The course, titled The 2008 Presidential Election: Where We Are As a Nation, Where We Want to Be, How We Get There, meets on Wednesday evenings, beginning August 27, and is being offered by the College’s School of Public Affairs.
“Mario Cuomo has been one of the most important figures in American politics for more than 30 years. The chance to learn from him in a classroom setting is a terrific opportunity for our students,” David Birdsell, dean of the School of Public Affairs, commented. “We very much look forward to learning how he and Professor Muzzio will frame the 2008 campaign,” he added.
Cuomo and Muzzio are a dynamic duo who first met when the former governor did an interview for CUNY-TV in 2004. Recently, Muzzio persuaded Cuomo to give the College’s undergraduates the benefit of his deep understanding of the American political process and his personal experiences as a three-term governor of New York.
“This presidential election has more big issues than any presidential election in my memory,” Governor Cuomo said. “In this class at Baruch, I know there will be 20 bright people who will talk about the issues every week for 14 weeks.” Most voters, he noted, will be relying on “26-second ads” in lieu of real debates.

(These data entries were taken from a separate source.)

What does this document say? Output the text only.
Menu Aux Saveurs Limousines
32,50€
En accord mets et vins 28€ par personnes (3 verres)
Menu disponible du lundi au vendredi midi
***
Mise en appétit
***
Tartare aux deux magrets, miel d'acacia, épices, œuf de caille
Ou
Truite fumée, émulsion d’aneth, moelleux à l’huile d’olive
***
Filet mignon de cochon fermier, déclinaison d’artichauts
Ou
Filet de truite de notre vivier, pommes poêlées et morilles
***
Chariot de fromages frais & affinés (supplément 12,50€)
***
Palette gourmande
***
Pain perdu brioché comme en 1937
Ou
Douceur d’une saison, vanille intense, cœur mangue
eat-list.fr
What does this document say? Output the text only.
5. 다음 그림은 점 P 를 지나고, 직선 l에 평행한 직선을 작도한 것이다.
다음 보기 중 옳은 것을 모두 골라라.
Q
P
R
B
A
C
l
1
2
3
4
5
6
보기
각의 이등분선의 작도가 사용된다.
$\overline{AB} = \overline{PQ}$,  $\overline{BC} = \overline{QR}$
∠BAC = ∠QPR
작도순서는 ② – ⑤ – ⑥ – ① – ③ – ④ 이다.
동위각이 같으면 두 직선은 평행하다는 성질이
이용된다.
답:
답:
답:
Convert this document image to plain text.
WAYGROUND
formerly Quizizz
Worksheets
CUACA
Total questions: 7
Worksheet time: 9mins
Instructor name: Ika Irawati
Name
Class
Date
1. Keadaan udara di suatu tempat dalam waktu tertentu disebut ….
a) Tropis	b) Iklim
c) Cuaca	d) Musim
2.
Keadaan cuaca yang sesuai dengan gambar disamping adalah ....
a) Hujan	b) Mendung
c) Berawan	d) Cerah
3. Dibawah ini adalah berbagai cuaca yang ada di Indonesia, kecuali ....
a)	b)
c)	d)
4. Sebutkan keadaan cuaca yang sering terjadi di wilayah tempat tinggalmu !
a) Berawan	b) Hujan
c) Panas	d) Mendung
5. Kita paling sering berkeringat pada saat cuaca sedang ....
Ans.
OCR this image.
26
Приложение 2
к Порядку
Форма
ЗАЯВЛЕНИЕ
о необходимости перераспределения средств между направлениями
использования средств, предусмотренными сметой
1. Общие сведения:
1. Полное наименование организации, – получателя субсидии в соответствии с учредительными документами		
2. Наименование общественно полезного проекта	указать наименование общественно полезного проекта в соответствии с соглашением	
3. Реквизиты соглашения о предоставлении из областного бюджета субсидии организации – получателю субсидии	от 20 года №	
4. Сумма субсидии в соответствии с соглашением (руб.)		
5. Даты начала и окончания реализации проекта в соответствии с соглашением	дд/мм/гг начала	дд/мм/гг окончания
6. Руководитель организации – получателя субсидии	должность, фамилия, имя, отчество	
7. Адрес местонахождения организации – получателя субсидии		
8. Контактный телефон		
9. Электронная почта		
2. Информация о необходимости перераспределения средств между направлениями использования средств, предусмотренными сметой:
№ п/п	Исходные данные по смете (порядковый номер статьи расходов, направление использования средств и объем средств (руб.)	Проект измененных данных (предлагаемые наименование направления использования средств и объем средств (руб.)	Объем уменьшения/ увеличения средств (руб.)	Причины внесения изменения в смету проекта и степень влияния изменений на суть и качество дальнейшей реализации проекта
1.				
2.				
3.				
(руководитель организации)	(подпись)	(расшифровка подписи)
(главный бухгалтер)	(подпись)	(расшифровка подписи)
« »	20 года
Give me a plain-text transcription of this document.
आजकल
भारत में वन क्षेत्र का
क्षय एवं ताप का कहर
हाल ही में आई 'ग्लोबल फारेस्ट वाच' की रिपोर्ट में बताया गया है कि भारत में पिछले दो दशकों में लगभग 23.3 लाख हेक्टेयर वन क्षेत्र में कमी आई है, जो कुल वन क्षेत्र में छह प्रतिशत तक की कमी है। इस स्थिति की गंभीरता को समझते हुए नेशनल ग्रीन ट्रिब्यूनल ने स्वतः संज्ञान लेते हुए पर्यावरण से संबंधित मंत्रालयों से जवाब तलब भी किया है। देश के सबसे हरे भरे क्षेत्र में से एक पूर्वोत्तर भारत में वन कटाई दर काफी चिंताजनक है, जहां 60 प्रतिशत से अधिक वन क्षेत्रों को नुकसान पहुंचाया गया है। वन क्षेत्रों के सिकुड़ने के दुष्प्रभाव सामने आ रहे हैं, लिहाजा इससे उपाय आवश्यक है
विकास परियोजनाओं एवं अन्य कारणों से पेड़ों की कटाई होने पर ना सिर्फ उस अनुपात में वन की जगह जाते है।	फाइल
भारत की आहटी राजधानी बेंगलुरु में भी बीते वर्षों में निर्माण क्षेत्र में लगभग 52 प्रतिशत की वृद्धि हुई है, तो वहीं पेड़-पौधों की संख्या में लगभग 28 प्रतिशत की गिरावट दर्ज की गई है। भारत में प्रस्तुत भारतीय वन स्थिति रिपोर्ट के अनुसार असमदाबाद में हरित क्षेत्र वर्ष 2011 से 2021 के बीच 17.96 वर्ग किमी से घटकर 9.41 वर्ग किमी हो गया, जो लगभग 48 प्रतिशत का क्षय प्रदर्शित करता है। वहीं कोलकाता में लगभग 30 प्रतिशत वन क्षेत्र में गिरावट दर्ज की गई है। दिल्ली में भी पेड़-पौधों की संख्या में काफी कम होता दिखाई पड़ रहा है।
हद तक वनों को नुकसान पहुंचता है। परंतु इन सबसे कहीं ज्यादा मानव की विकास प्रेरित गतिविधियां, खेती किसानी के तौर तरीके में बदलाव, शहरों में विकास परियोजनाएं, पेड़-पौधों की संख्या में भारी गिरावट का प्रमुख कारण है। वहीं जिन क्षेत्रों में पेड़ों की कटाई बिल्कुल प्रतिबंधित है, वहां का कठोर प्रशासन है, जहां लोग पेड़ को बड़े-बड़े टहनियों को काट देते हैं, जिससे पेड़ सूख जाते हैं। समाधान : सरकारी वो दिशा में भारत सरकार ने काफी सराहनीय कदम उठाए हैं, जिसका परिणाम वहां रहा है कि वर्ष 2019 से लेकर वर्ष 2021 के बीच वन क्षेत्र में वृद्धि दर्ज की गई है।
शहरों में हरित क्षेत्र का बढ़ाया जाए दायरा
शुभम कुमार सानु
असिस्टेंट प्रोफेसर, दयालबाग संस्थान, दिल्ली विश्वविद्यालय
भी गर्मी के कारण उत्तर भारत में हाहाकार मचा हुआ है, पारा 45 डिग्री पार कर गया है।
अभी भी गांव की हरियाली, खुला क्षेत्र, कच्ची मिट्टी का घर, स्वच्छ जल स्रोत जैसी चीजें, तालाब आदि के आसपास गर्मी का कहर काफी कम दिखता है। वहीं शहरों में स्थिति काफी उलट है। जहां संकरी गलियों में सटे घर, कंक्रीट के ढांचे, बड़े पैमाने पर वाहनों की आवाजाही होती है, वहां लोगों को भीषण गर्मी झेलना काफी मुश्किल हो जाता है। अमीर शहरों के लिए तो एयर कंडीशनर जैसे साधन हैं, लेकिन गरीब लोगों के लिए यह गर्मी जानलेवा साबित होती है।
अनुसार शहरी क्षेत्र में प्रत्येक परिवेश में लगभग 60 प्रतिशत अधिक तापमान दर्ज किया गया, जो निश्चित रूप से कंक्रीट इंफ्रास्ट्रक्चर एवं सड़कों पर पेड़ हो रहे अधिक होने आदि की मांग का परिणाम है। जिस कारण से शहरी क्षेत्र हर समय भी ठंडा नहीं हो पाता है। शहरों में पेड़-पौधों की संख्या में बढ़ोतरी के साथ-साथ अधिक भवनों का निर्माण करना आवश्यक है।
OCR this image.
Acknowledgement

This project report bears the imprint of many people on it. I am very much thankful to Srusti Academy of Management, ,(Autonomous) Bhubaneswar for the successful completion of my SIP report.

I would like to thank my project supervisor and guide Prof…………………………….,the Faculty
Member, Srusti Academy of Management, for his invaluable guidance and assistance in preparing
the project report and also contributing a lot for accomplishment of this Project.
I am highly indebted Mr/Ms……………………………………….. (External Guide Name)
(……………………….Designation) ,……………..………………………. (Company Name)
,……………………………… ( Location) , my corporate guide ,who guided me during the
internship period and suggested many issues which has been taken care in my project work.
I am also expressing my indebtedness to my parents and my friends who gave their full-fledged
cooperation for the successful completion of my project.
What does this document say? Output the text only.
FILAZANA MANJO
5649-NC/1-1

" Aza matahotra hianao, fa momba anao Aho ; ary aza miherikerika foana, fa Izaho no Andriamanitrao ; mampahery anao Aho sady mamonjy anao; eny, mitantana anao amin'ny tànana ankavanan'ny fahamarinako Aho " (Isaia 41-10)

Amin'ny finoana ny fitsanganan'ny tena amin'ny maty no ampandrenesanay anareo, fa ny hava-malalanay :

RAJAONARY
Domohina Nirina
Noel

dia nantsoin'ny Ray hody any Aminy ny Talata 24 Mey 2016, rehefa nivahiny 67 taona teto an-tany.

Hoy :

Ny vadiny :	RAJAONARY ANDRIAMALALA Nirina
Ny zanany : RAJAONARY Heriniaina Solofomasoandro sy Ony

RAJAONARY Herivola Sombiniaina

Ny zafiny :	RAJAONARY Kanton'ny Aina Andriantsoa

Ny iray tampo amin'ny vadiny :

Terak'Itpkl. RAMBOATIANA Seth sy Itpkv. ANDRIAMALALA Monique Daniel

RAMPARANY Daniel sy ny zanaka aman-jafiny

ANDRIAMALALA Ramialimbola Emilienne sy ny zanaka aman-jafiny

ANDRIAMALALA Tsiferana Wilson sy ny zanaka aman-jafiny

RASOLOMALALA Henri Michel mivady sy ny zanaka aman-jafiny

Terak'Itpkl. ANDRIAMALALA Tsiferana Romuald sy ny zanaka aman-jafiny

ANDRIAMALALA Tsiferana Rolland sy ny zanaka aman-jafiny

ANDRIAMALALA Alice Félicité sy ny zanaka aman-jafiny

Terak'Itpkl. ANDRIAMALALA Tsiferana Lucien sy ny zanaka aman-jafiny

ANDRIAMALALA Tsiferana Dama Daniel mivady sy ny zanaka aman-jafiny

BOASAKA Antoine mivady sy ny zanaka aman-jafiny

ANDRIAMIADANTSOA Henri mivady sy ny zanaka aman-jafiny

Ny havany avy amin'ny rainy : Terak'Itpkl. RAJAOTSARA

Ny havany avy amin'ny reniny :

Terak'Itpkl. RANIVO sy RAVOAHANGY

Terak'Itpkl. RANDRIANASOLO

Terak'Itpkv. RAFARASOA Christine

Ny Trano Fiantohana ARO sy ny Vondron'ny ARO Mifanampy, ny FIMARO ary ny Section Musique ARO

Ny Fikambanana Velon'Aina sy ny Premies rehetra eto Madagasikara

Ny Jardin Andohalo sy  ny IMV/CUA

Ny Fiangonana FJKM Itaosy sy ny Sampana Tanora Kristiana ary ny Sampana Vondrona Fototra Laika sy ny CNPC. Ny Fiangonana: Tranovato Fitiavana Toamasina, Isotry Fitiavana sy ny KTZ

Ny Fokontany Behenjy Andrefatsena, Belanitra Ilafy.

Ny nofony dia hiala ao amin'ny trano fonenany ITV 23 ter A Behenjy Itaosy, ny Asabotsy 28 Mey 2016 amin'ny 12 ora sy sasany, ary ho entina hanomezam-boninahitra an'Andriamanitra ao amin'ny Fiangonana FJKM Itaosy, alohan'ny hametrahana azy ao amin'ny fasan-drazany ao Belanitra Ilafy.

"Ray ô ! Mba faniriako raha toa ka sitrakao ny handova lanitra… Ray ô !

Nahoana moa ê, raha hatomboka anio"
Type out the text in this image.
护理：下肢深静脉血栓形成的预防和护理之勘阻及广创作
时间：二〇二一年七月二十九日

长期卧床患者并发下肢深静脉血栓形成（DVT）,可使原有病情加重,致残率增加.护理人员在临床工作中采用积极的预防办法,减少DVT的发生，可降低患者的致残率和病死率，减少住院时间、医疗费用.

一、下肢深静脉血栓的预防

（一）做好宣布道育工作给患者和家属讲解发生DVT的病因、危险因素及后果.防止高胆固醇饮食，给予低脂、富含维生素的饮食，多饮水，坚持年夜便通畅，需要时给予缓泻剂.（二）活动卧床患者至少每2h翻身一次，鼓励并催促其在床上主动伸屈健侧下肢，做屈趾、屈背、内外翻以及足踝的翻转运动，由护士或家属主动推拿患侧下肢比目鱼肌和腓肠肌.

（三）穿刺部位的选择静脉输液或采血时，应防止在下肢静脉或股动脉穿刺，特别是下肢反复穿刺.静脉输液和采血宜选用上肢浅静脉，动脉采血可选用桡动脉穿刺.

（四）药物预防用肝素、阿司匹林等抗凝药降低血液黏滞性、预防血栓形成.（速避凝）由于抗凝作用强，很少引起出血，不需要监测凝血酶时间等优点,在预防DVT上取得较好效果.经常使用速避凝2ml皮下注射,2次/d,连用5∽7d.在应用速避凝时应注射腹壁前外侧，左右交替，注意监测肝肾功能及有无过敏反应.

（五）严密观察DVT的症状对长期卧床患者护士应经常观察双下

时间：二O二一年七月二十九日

Doug Muzzio has taught at Baruch since 1980. In recent years, he has become known to virtually every reporter covering City Hall, Albany or the political maelstrom in Washington D.C. His insight, wit and judgment have made him a favorite source for the candid “sums-it-all-up” nugget on whatever political tempest is currently preoccupying the public.
Inevitably, the curriculum for the Muzzio-Cuomo course is likely to shift depending in part on the morning headlines, the candidates’ gaffes, and the pollsters’ predictions. But the primary goal, according to Muzzio, is “to ask the big questions” about the American political system and seek the answers, big and small.